Before considering the detailed reasons of why a variable rate car loan maybe a good option for you it is wise to assess whether a variable rate is in synch with how you manage your finances and your appetite for including a level of risk in your car financing. A variable rate approach may well suit you if you are comfortable with the risks associated with not knowing how the interest rate on your car loan may change over the course of you’re your loan and you believe you will be able to take advantage of the flexible payment options designed to reduce your interest payments.


Variable Rate Car Loan Types


Unsecured Car Loan

These loans do not require any assets to secure your car loan, so if you do have trouble making your car loan repayments and default on the loan the lender will not have the right to claim any assets to settle the outstanding debts. The absence of any security does tend to see these unsecured loans charging higher rates when compared to secured loans.


Secured Car Loan

To apply for this loan you will need to be prepared to provide security against your loan, which will usually be the vehicle you are intending to purchase. If you end up defaulting on this type of loan the lender has the right to repossess and then sell the asset to settle the outstanding debts on the loan.

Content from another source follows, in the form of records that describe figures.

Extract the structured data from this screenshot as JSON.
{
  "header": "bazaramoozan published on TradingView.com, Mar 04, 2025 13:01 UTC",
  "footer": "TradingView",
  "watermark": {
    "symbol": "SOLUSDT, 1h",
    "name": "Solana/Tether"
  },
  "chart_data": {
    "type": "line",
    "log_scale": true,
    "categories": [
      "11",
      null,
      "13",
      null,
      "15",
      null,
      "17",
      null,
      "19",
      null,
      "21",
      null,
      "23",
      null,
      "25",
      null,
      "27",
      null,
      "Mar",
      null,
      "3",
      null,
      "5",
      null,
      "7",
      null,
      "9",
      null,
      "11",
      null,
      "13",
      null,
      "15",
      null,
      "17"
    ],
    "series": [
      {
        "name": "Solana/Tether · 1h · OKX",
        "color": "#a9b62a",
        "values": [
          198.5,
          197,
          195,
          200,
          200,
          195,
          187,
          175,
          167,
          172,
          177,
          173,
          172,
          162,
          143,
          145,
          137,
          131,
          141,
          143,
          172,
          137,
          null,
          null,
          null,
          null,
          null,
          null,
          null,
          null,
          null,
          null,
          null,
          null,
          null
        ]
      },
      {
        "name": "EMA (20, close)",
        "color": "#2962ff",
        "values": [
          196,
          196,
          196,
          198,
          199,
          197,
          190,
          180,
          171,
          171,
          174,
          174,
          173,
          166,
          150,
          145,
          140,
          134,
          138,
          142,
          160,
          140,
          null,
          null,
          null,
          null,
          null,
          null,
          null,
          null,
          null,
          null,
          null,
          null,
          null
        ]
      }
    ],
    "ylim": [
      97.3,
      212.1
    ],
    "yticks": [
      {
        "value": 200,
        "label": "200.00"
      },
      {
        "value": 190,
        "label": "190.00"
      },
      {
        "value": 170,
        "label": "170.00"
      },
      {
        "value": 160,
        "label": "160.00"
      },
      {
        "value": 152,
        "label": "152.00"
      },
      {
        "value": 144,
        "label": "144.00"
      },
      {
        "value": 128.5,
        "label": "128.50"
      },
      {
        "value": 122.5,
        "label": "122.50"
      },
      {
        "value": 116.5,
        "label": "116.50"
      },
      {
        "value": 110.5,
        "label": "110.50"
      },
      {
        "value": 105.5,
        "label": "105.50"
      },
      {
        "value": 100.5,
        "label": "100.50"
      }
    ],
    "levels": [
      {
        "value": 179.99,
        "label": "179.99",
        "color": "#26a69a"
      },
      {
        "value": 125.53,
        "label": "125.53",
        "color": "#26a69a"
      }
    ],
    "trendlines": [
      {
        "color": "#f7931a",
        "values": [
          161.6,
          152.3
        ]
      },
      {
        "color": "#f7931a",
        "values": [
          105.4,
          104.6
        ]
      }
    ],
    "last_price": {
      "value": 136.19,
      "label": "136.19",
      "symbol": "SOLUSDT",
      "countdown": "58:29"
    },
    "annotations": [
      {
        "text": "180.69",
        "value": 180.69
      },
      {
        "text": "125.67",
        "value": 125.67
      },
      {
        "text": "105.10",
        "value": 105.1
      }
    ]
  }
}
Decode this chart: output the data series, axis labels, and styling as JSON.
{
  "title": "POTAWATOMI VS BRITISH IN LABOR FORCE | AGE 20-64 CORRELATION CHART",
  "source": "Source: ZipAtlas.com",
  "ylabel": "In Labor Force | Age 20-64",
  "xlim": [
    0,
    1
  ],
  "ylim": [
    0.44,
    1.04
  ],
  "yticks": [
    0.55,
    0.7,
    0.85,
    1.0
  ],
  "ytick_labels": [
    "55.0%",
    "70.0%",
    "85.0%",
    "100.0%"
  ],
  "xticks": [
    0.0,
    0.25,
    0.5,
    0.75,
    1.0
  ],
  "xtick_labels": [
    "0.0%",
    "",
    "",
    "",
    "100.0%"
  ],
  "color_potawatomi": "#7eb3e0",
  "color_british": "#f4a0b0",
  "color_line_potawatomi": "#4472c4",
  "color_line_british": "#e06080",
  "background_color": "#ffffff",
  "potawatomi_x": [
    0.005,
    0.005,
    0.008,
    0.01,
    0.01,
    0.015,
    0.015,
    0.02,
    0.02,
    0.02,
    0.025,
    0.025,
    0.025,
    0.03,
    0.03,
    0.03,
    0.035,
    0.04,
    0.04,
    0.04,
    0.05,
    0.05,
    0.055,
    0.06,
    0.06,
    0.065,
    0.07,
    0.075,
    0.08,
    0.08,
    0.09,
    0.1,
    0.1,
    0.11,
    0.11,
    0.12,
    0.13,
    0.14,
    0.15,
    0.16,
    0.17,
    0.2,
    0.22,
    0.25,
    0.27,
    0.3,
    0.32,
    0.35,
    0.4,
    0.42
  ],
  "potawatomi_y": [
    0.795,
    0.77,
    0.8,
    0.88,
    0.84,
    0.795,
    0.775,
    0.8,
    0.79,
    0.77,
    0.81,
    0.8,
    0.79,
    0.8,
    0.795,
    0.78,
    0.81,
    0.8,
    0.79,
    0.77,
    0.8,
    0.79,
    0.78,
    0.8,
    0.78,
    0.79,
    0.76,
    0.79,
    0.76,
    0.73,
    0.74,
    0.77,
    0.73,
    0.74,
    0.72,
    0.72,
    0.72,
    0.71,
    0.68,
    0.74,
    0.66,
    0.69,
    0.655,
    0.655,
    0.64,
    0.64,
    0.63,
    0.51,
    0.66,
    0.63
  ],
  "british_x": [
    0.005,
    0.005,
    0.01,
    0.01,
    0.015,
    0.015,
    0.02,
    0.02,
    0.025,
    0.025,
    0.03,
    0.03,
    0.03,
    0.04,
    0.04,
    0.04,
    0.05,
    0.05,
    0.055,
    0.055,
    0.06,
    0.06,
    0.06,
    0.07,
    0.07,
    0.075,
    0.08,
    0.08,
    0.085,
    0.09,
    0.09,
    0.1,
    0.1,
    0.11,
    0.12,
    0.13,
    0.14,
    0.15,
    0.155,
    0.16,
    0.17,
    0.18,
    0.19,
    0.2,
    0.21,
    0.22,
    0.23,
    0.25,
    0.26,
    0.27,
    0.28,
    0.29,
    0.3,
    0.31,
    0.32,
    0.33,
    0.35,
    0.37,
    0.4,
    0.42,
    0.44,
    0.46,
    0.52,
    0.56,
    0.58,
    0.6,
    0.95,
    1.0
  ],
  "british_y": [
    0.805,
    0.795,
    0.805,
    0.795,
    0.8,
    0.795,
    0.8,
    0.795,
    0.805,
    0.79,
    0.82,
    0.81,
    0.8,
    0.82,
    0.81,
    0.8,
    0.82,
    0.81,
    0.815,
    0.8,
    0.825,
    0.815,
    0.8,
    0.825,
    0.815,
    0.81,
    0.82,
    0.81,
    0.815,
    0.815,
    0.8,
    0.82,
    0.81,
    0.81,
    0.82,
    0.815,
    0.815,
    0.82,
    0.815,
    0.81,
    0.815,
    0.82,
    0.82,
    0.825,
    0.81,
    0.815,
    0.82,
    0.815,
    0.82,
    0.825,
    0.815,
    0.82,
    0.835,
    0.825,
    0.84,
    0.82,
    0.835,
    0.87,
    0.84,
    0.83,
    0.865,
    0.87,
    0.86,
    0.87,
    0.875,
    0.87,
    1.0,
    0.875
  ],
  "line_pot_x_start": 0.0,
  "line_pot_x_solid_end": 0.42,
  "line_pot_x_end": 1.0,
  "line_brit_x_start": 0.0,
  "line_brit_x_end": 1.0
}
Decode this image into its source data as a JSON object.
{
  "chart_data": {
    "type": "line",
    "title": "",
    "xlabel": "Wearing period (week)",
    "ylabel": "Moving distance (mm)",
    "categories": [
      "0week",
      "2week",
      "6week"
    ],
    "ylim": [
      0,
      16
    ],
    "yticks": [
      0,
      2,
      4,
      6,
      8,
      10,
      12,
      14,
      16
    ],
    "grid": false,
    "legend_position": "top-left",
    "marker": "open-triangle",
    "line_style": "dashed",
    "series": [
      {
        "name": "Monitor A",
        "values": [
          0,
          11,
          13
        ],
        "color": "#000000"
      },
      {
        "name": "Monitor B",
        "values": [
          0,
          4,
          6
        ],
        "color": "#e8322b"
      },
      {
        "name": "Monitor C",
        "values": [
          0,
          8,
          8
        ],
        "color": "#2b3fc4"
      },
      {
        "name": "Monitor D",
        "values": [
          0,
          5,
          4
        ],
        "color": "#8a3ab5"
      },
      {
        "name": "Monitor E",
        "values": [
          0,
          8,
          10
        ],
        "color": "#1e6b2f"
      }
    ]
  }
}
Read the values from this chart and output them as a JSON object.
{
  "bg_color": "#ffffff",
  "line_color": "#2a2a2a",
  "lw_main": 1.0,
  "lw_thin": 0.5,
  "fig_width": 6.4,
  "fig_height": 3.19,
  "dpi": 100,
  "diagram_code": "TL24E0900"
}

Variable Rate Car Loan Comparison

When comparing variable rate car loans consider including the following factors in your research:

  • Variable Rate - The minimum rate in the table above represents the rate the lender is offering today, and so offers an indication of how competitive they are likely to be versus the other lenders.
  • Loan fees - It is likely your loan will include a number of fees such as an application fee, monthly account fee and potentially missed payment and early exit fees.
  • Extra Repayments - The flexibility to make extra repayments may not seem that important today but over the course of the loan your circumstances may change which will enable you to make such payments. The making of these extra repayments can save you significant amounts in interest so the inclusion of this facility is worth seeking out.
  • Early Repayment - It is now common for variable rate loans to allow borrowers to repay their loan in full prior to the end of the loan term, so saving on interest charges, though this feature may attract a fee.